I used to build small clusters and use supercomputers and I can't imagine it's fun to build a super computer. It requires a massive infrastructure and significant employee base, and individual component failures can take down entire jobs. Finding enough jobs to keep the system loaded 24/7 while also keeping the interconnect (which was 15-20% of the total system cost) busy, and finding the folks who can write such jobs, is not easy. Even then, other systems will be constantly nipping at your heels with newer/cheaper/smaller/faster/cooler hardware.

latchkey 782 days ago

Thanks for the feedback. You make a lot of good points. I've built a 150,000 GPU system previously, but it was lower end hardware. It was a lot of fun to make it run smoothly with its own challenges.

It doesn't take a lot of employee's, we did the above on essentially two technical people. Those same two are working on this business.

Finding workloads/jobs is definitely going to be an interesting adventure, that said, the need for compute isn't going away. By offering hard to get hardware at reasonable rates and contract lengths, I believe we are in a good position on that front, but time will tell.

We are only buying the best of the best that we can get today. The plan is to continuously cycle out older hardware as well as not pick sides on one over another. This should help us keep pace with other systems.

dekhn 782 days ago

150K GPU with two people... presumably, 8 GPU/host, you had close to 20K servers.

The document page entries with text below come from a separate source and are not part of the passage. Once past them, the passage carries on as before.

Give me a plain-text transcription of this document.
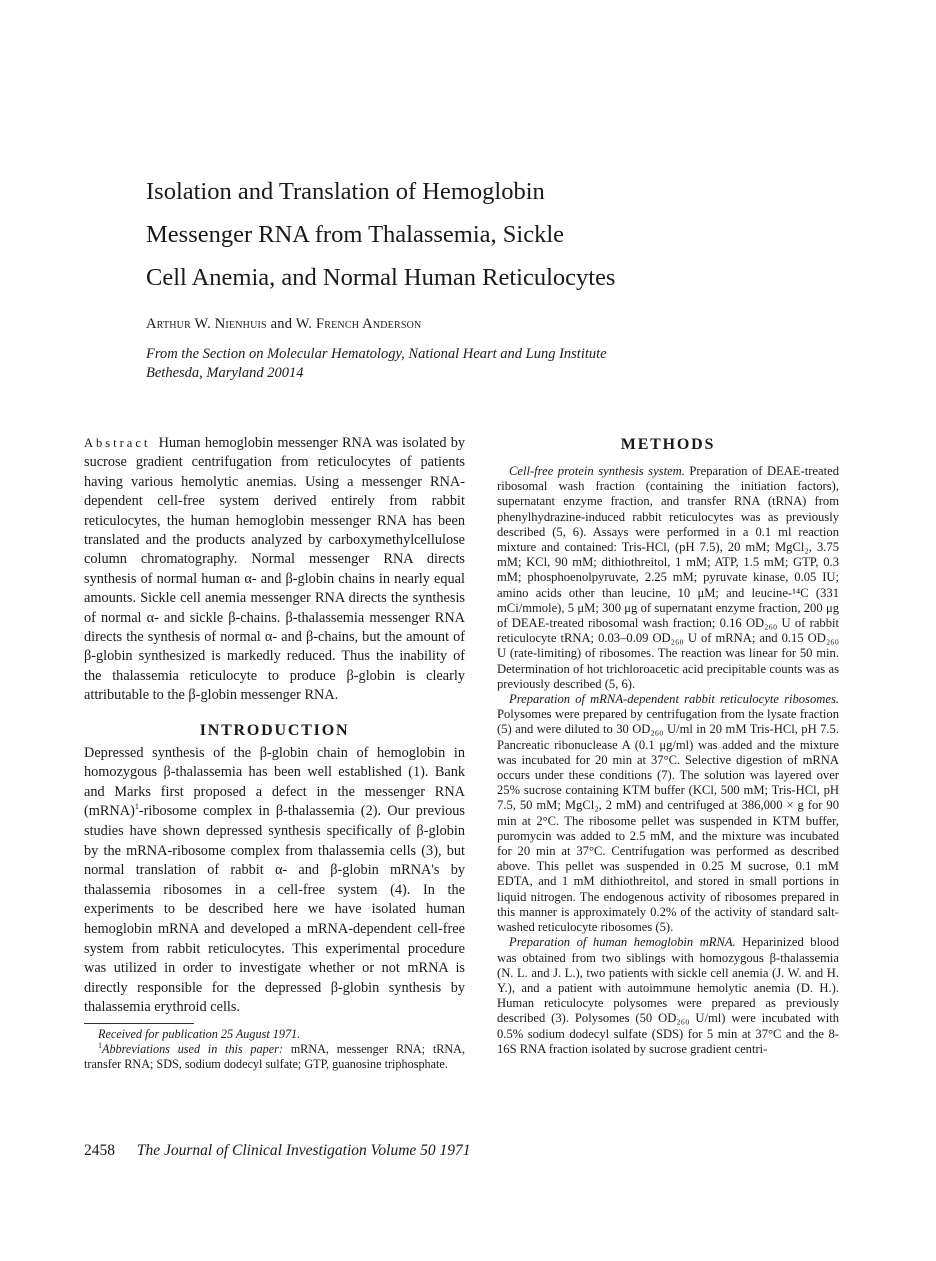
Isolation and Translation of Hemoglobin
Messenger RNA from Thalassemia, Sickle
Cell Anemia, and Normal Human Reticulocytes
Arthur W. Nienhuis and W. French Anderson
From the Section on Molecular Hematology, National Heart and Lung Institute
Bethesda, Maryland 20014

Abstract Human hemoglobin messenger RNA was isolated by sucrose gradient centrifugation from reticulocytes of patients having various hemolytic anemias. Using a messenger RNA-dependent cell-free system derived entirely from rabbit reticulocytes, the human hemoglobin messenger RNA has been translated and the products analyzed by carboxymethylcellulose column chromatography. Normal messenger RNA directs synthesis of normal human α- and β-globin chains in nearly equal amounts. Sickle cell anemia messenger RNA directs the synthesis of normal α- and sickle β-chains. β-thalassemia messenger RNA directs the synthesis of normal α- and β-chains, but the amount of β-globin synthesized is markedly reduced. Thus the inability of the thalassemia reticulocyte to produce β-globin is clearly attributable to the β-globin messenger RNA.

INTRODUCTION

Depressed synthesis of the β-globin chain of hemoglobin in homozygous β-thalassemia has been well established (1). Bank and Marks first proposed a defect in the messenger RNA (mRNA)$^1$-ribosome complex in β-thalassemia (2). Our previous studies have shown depressed synthesis specifically of β-globin by the mRNA-ribosome complex from thalassemia cells (3), but normal translation of rabbit α- and β-globin mRNA's by thalassemia ribosomes in a cell-free system (4). In the experiments to be described here we have isolated human hemoglobin mRNA and developed a mRNA-dependent cell-free system from rabbit reticulocytes. This experimental procedure was utilized in order to investigate whether or not mRNA is directly responsible for the depressed β-globin synthesis by thalassemia erythroid cells.

Received for publication 25 August 1971.

$^1$Abbreviations used in this paper: mRNA, messenger RNA; tRNA, transfer RNA; SDS, sodium dodecyl sulfate; GTP, guanosine triphosphate.

METHODS

Cell-free protein synthesis system. Preparation of DEAE-treated ribosomal wash fraction (containing the initiation factors), supernatant enzyme fraction, and transfer RNA (tRNA) from phenylhydrazine-induced rabbit reticulocytes was as previously described (5, 6). Assays were performed in a 0.1 ml reaction mixture and contained: Tris-HCl, (pH 7.5), 20 mM; MgCl₂, 3.75 mM; KCl, 90 mM; dithiothreitol, 1 mM; ATP, 1.5 mM; GTP, 0.3 mM; phosphoenolpyruvate, 2.25 mM; pyruvate kinase, 0.05 IU; amino acids other than leucine, 10 μM; and leucine-¹⁴C (331 mCi/mmole), 5 μM; 300 μg of supernatant enzyme fraction, 200 μg of DEAE-treated ribosomal wash fraction; 0.16 OD₂₆₀ U of rabbit reticulocyte tRNA; 0.03–0.09 OD₂₆₀ U of mRNA; and 0.15 OD₂₆₀ U (rate-limiting) of ribosomes. The reaction was linear for 50 min. Determination of hot trichloroacetic acid precipitable counts was as previously described (5, 6).

Preparation of mRNA-dependent rabbit reticulocyte ribosomes. Polysomes were prepared by centrifugation from the lysate fraction (5) and were diluted to 30 OD₂₆₀ U/ml in 20 mM Tris-HCl, pH 7.5. Pancreatic ribonuclease A (0.1 μg/ml) was added and the mixture was incubated for 20 min at 37°C. Selective digestion of mRNA occurs under these conditions (7). The solution was layered over 25% sucrose containing KTM buffer (KCl, 500 mM; Tris-HCl, pH 7.5, 50 mM; MgCl₂, 2 mM) and centrifuged at 386,000 × g for 90 min at 2°C. The ribosome pellet was suspended in KTM buffer, puromycin was added to 2.5 mM, and the mixture was incubated for 20 min at 37°C. Centrifugation was performed as described above. This pellet was suspended in 0.25 M sucrose, 0.1 mM EDTA, and 1 mM dithiothreitol, and stored in small portions in liquid nitrogen. The endogenous activity of ribosomes prepared in this manner is approximately 0.2% of the activity of standard salt-washed reticulocyte ribosomes (5).

Preparation of human hemoglobin mRNA. Heparinized blood was obtained from two siblings with homozygous β-thalassemia (N. L. and J. L.), two patients with sickle cell anemia (J. W. and H. Y.), and a patient with autoimmune hemolytic anemia (D. H.). Human reticulocyte polysomes were prepared as previously described (3). Polysomes (50 OD₂₆₀ U/ml) were incubated with 0.5% sodium dodecyl sulfate (SDS) for 5 min at 37°C and the 8-16S RNA fraction isolated by sucrose gradient centri-

2458 The Journal of Clinical Investigation Volume 50 1971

I can't really see how that's achievable with only two people, given the time to install hardware, maintain it, deal with outages and planned maintainence and testing, etc. Note: I worked at Google and interfaced with hwops so I have some real-world experience to compare to.

Building a 150K GPU system without a well-understood customer base seems a bit crazy to me. You will either become a hyperscale, serve a niche, or go out of business, I fear.

nickpsecurity 782 days ago

Also, supercomputers usually use general-purpose nodes supported by many standard tools, multiple methods of parallelization, and (for open standards) maybe multi-vendor. I imagine this one is much more flexible than A100’s.

jjtheblunt 782 days ago

also, comparing SIMD with cheyenne is misleading

martinpw 782 days ago

The supercomputer flops are FP64. The A100 stats you are using are FP16.

jeffbee 782 days ago

It's fine. We will simply run weather forecast in BF16 mode and hallucinate the weather.

dgacmu 782 days ago

Introducing our next supercomputer, Peyote.

adgjlsfhk1 782 days ago

weather forecasting is actually moving to reduced precision. none of the input data is known to more than a few digits, and it's a chaotic system so the numerical error is usually dominated by the modeling and spacial discretization error

CamperBob2 781 days ago

A black Sharpie marker is even cheaper...

Netcob 782 days ago

Aw man... I was going to use it for my homelab but that's 1696320W more than I can supply. Well... maybe if I use two plugs instead of one...

DonHopkins 782 days ago

Bet it runs warm. The cat will love sitting on it.

buescher 782 days ago

It was at #160 in 2023 when it was decommissioned.